The list of disappointing drugs that promised to cure or slow the progression of the disease is long. There was, for instance, Pfizer and Johnson & Johnson's bapineuzumab, a monoclonal antibody designed to bind to amyloid-beta. In 2012, the study's principal investor at Harvard declared human trials had produced "absolutely no evidence at all of a clinical benefit of treatment on either of the primary measures, one cognitive and one functional" in 1,100 patients with mild to moderate symptoms of the disease. Another widely anticipated drug, semagacestat, was halted after some recipients developed skin cancer and their cognition declined. In 2016, Eli Lilly & Co's solanezumab, "did nothing to improve cognition" in the phase 3, placebo-controlled trial of 2,129 patients with mild Alzheimer's disease who took the medication for more than a year.

The latest shining hope has been aducanumab, a drug whose on-again, off-again journey toward approval seems to encapsulate the infuriating ambiguity of the present moment. In 2016, the drug, developed by Biogen and Eisai, made the cover of Nature Magazine after researchers announced it had slowed cognitive decline and reduced plaques in the brains of a small group of study participants.
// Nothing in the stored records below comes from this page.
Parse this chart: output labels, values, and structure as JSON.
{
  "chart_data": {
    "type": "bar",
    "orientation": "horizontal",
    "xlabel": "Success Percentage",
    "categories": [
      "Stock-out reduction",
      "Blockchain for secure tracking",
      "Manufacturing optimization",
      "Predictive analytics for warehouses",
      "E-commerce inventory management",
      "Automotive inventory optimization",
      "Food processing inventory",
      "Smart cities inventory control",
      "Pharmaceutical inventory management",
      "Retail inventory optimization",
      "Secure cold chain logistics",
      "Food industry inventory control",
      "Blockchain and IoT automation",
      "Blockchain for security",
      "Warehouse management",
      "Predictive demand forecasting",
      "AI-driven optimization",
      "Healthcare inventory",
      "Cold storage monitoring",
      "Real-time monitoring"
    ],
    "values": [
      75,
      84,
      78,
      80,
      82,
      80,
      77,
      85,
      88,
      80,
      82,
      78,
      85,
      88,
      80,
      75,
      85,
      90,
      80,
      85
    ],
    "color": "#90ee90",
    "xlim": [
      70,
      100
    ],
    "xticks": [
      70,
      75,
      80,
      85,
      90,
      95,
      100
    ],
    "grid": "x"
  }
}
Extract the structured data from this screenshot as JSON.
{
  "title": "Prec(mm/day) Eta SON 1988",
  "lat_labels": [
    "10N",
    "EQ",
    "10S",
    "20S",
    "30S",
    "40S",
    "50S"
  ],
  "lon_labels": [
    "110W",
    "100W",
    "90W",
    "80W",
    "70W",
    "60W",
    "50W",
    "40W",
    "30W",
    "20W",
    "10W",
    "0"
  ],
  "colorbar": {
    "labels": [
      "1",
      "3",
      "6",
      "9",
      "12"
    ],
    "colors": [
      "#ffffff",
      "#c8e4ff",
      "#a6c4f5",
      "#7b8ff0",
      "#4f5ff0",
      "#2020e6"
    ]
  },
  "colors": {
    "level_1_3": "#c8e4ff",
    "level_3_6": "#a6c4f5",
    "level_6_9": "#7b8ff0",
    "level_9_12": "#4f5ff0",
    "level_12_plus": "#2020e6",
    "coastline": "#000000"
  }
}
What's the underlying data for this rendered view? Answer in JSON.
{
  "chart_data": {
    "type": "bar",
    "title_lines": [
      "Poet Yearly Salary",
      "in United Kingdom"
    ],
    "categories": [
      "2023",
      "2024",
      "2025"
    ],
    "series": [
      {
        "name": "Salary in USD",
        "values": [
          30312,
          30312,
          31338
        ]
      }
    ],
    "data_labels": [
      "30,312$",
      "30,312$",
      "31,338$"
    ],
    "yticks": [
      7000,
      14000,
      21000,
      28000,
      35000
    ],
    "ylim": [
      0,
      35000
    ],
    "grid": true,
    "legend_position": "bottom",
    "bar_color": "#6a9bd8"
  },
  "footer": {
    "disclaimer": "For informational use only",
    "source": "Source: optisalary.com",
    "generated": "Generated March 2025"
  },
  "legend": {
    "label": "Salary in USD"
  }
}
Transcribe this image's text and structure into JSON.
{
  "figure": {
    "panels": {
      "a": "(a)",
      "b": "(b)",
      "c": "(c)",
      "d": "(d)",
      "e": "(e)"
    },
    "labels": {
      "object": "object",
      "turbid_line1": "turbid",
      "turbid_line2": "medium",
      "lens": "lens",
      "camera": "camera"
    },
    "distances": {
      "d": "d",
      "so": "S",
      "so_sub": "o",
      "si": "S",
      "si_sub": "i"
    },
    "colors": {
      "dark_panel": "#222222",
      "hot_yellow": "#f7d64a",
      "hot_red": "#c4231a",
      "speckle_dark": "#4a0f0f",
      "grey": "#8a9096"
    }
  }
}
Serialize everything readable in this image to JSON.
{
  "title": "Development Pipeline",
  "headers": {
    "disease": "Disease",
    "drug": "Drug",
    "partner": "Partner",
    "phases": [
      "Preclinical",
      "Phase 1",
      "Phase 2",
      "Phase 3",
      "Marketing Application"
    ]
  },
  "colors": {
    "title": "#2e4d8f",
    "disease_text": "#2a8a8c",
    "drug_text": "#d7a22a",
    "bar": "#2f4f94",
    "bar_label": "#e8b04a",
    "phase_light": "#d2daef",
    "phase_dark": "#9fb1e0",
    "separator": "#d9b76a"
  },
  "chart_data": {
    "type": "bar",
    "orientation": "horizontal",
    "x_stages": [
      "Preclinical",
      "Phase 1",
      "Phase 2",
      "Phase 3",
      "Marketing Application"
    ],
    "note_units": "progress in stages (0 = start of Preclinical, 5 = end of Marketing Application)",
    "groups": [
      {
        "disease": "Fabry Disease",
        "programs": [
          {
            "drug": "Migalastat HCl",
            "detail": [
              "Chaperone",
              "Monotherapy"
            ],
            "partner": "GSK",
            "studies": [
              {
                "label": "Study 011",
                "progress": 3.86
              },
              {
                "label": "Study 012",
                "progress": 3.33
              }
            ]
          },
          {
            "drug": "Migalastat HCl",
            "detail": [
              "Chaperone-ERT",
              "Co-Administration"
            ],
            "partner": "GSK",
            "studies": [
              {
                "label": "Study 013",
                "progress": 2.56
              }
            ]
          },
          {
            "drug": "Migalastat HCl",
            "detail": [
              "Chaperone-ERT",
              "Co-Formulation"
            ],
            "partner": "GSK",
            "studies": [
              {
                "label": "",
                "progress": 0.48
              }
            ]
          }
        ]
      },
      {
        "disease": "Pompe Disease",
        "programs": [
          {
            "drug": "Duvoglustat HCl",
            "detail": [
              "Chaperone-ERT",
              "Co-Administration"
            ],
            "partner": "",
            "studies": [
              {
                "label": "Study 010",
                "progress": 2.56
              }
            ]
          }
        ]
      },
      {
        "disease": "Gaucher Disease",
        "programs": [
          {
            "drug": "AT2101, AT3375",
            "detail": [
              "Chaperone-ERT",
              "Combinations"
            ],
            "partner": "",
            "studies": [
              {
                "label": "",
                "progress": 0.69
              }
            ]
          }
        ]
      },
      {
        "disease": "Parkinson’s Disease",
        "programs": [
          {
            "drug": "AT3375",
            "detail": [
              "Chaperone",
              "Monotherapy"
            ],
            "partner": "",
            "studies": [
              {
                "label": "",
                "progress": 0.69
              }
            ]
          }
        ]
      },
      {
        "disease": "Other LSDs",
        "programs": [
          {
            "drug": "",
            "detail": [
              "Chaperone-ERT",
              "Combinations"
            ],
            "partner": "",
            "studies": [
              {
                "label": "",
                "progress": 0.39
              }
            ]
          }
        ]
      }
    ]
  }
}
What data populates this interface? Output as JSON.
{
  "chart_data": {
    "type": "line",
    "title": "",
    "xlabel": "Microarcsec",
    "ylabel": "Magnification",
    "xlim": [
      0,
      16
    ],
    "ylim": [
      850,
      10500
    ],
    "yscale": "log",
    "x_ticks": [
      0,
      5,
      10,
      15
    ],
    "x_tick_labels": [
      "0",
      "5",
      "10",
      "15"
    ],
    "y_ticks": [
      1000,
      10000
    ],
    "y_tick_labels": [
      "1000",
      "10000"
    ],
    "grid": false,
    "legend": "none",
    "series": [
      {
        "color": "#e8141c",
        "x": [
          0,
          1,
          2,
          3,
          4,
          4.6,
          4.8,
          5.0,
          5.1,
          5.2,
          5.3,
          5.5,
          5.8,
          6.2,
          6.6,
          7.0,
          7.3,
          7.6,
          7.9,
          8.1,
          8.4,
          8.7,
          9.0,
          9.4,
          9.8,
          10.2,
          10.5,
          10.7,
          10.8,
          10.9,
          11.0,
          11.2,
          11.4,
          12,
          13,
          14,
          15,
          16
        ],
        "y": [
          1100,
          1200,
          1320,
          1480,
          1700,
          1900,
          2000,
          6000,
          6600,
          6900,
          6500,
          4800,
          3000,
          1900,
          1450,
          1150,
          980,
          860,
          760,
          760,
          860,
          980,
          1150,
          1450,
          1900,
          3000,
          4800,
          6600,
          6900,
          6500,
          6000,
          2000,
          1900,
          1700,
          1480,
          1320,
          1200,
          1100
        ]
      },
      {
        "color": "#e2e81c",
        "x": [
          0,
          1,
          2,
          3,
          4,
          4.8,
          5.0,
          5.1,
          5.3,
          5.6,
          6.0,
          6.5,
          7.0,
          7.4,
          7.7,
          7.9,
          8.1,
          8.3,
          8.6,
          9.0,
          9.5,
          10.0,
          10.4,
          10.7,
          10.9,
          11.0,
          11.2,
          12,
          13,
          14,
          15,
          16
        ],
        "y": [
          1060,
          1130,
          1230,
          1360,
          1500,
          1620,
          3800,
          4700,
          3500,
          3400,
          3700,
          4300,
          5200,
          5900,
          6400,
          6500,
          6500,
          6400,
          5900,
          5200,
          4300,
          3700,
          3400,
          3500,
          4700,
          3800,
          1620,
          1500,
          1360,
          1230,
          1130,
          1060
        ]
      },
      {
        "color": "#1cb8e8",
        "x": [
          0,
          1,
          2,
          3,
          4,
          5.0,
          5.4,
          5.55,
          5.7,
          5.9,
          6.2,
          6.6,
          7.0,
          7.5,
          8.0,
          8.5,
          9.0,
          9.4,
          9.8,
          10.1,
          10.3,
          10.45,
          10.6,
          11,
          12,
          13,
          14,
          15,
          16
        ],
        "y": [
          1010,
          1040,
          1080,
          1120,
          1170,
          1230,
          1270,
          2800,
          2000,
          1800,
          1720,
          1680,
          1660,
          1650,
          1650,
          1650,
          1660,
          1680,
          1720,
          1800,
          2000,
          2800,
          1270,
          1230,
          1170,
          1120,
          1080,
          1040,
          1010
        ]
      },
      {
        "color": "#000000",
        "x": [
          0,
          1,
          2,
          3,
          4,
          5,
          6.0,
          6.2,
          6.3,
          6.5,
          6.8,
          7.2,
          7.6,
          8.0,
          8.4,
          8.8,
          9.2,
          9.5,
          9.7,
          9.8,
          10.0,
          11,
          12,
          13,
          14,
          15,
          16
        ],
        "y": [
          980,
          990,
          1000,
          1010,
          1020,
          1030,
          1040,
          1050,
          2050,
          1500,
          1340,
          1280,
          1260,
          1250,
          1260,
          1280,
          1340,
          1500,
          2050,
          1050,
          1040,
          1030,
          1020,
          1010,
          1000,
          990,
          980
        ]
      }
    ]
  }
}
In 2018, massive phase 3 trials kicked off in clinics around the globe, slated to finish in 2021. In March 2019, Biogen announced that a preliminary look at the results, known as a "futility analysis," had shown the medicine wasn't working as it should on the more than 3,000 hopeful early stage Alzheimer's patients participating in the study. They shut the trial down two years early and declared it a failure.